"How a coin for carbon could save the planet"
Interesting idea! Such coin price could even be linked, in some way, with the CO2 European Emission Allowances price.
#cryptocurrency #SustainableDevelopment #ClimateEmergency
@mashable@gnusocial.de
https://mashable.com/feature/carbon-coin-climate-change-crypto
This is precisely what ETS (Emissions Trading System) already is - you can buy the permissions, and you can trade them. They already *are* a commodity, so a new coin is not necessary. The problem is what you can actually buy for the coin, because this is where it gets political - for example, Germany "avoids" massive amounts of CO2 emissions by burning wood which of course emits CO2 but in ETS it's declared as zero-emissions.
@gael @kravietz CIVIL did not "save journalism":
https://www.coindesk.com/media-startup-civil-shuts-down-team-absorbed-into-decentralized-id-efforts-at-consensys
ClimateCoin did not stop climate change:
https://www.newsbtc.com/press-releases/climatecoin/
NFTs are not actually helping artists sell digital art:
https://www.theatlantic.com/ideas/archive/2021/04/nfts-werent-supposed-end-like/618488/
Seriously, cryptocurrency techbros need to just stop. Best thing they can do to fight climate change is to switch to speculating on tulips, instead of BTC and ETH. At least tulips don't emit carbon dioxide.
@rysiek
Heaters are also not providing a valueable service.
Gripes with #NFTs and #climateCoins are fully understandable, but lumping, conflating, associating bitcoin into this argument is disingenuous. It exists for good reason and we encourage all to run a full node (not mine per se).
BitcoinMiners are multitasking #heaters. There's many places where people run heaters when they don't need to. Tell em to rug up for emissions savings.
Bitcoin solves overconsumption.
> encourage all to run a full node
I did, like 5 years ago.
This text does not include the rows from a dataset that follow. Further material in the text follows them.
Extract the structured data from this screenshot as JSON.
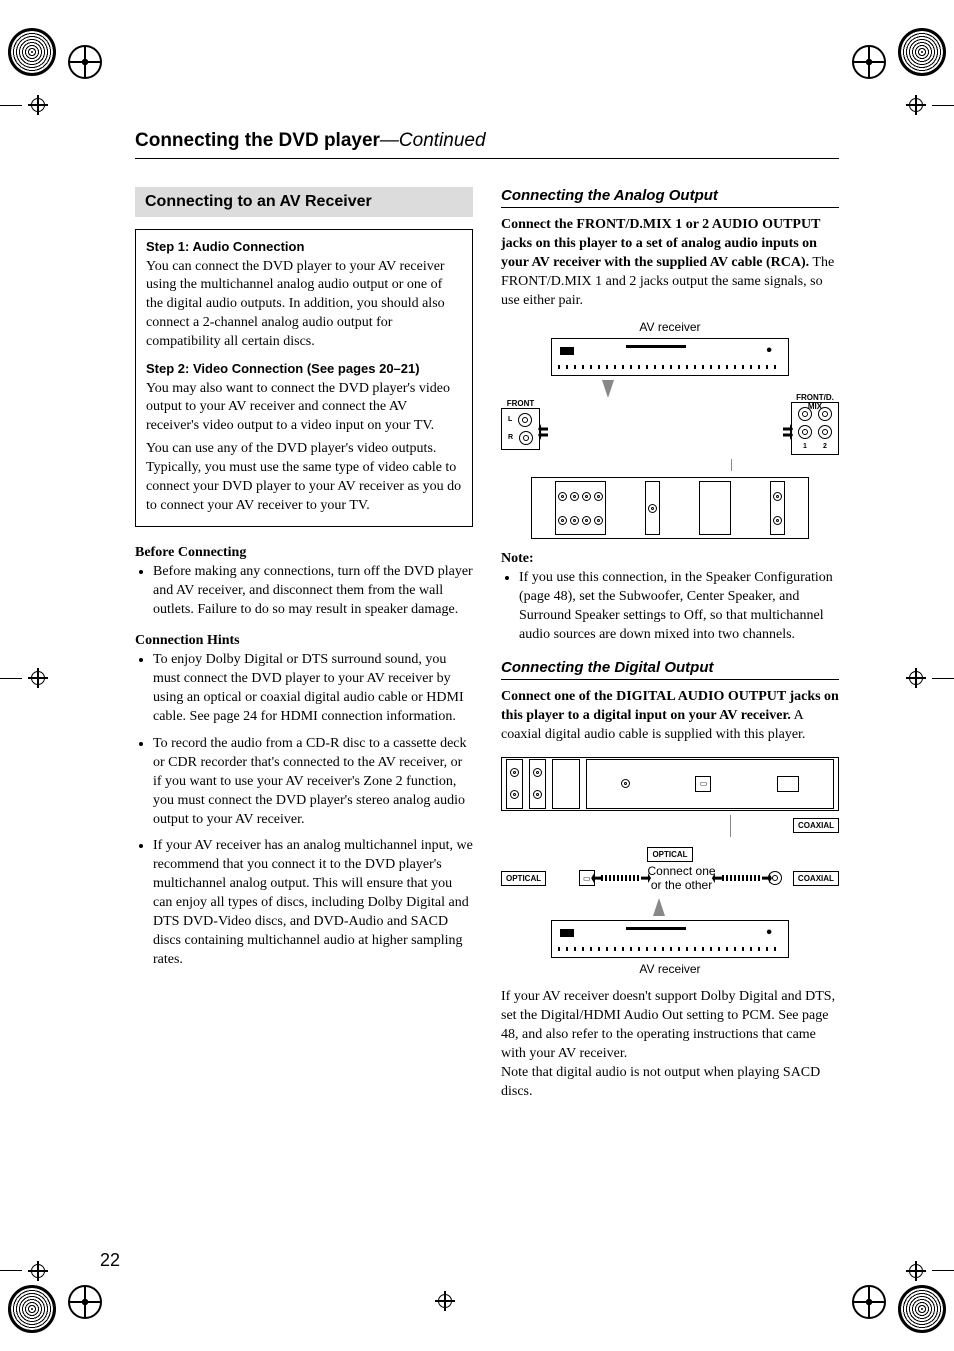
{
  "header": {
    "title_bold": "Connecting the DVD player",
    "title_cont": "—Continued"
  },
  "left": {
    "section_title": "Connecting to an AV Receiver",
    "step1_heading": "Step 1: Audio Connection",
    "step1_body": "You can connect the DVD player to your AV receiver using the multichannel analog audio output or one of the digital audio outputs. In addition, you should also connect a 2-channel analog audio output for compatibility all certain discs.",
    "step2_heading": "Step 2: Video Connection (See pages 20–21)",
    "step2_body1": "You may also want to connect the DVD player's video output to your AV receiver and connect the AV receiver's video output to a video input on your TV.",
    "step2_body2": "You can use any of the DVD player's video outputs. Typically, you must use the same type of video cable to connect your DVD player to your AV receiver as you do to connect your AV receiver to your TV.",
    "before_heading": "Before Connecting",
    "before_bullet": "Before making any connections, turn off the DVD player and AV receiver, and disconnect them from the wall outlets. Failure to do so may result in speaker damage.",
    "hints_heading": "Connection Hints",
    "hints": [
      "To enjoy Dolby Digital or DTS surround sound, you must connect the DVD player to your AV receiver by using an optical or coaxial digital audio cable or HDMI cable. See page 24 for HDMI connection information.",
      "To record the audio from a CD-R disc to a cassette deck or CDR recorder that's connected to the AV receiver, or if you want to use your AV receiver's Zone 2 function, you must connect the DVD player's stereo analog audio output to your AV receiver.",
      "If your AV receiver has an analog multichannel input, we recommend that you connect it to the DVD player's multichannel analog output. This will ensure that you can enjoy all types of discs, including Dolby Digital and DTS DVD-Video discs, and DVD-Audio and SACD discs containing multichannel audio at higher sampling rates."
    ]
  },
  "right": {
    "analog_heading": "Connecting the Analog Output",
    "analog_bold": "Connect the FRONT/D.MIX 1 or 2 AUDIO OUTPUT jacks on this player to a set of analog audio inputs on your AV receiver with the supplied AV cable (RCA).",
    "analog_rest": " The FRONT/D.MIX 1 and 2 jacks output the same signals, so use either pair.",
    "diagram1": {
      "av_receiver": "AV receiver",
      "front": "FRONT",
      "l": "L",
      "r": "R",
      "front_dmix": "FRONT/D. MIX",
      "n1": "1",
      "n2": "2"
    },
    "note_heading": "Note:",
    "note_bullet": "If you use this connection, in the Speaker Configuration (page 48), set the Subwoofer, Center Speaker, and Surround Speaker settings to Off, so that multichannel audio sources are down mixed into two channels.",
    "digital_heading": "Connecting the Digital Output",
    "digital_bold": "Connect one of the DIGITAL AUDIO OUTPUT jacks on this player to a digital input on your AV receiver.",
    "digital_rest": " A coaxial digital audio cable is supplied with this player.",
    "diagram2": {
      "coaxial": "COAXIAL",
      "optical": "OPTICAL",
      "connect_one": "Connect one",
      "or_other": "or the other",
      "av_receiver": "AV receiver"
    },
    "digital_p1": "If your AV receiver doesn't support Dolby Digital and DTS, set the Digital/HDMI Audio Out setting to PCM. See page 48, and also refer to the operating instructions that came with your AV receiver.",
    "digital_p2": "Note that digital audio is not output when playing SACD discs."
  },
  "page_number": "22"
}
Can you remind me how much space does a the BTC blockchain take today and how long does it take to download it?
> many places where people run heaters
In case of BTC it's mostly powered by burning coal
> Sadly most of the world is in transition still, yes
So you invest $5k in a lowest grade ASIC miner whose value depreciates fast with time due to increasing difficulty... and you only run it when there's sun or wind, so <40% of the time?
Sorry, this doesn't make any sense economically and I don't think anyone actually does that.
The idea that people are mining 24/7 on cheap coal electricity is much more plausible.
@kravietz
Understand your position but when govts do ill in terms of things like energy policy, they'll face increasing trade sanctions.
In the case of bitcoin its actually fairly good when you contextualise, but yes, it needs that liquidLayer determined, we hope it wont be based on #ProofOfBrainActivity as MS patented. If that were the case then currency would be re-centralised, with many more ppl becoming addicted and not living outside the constructed digital realm.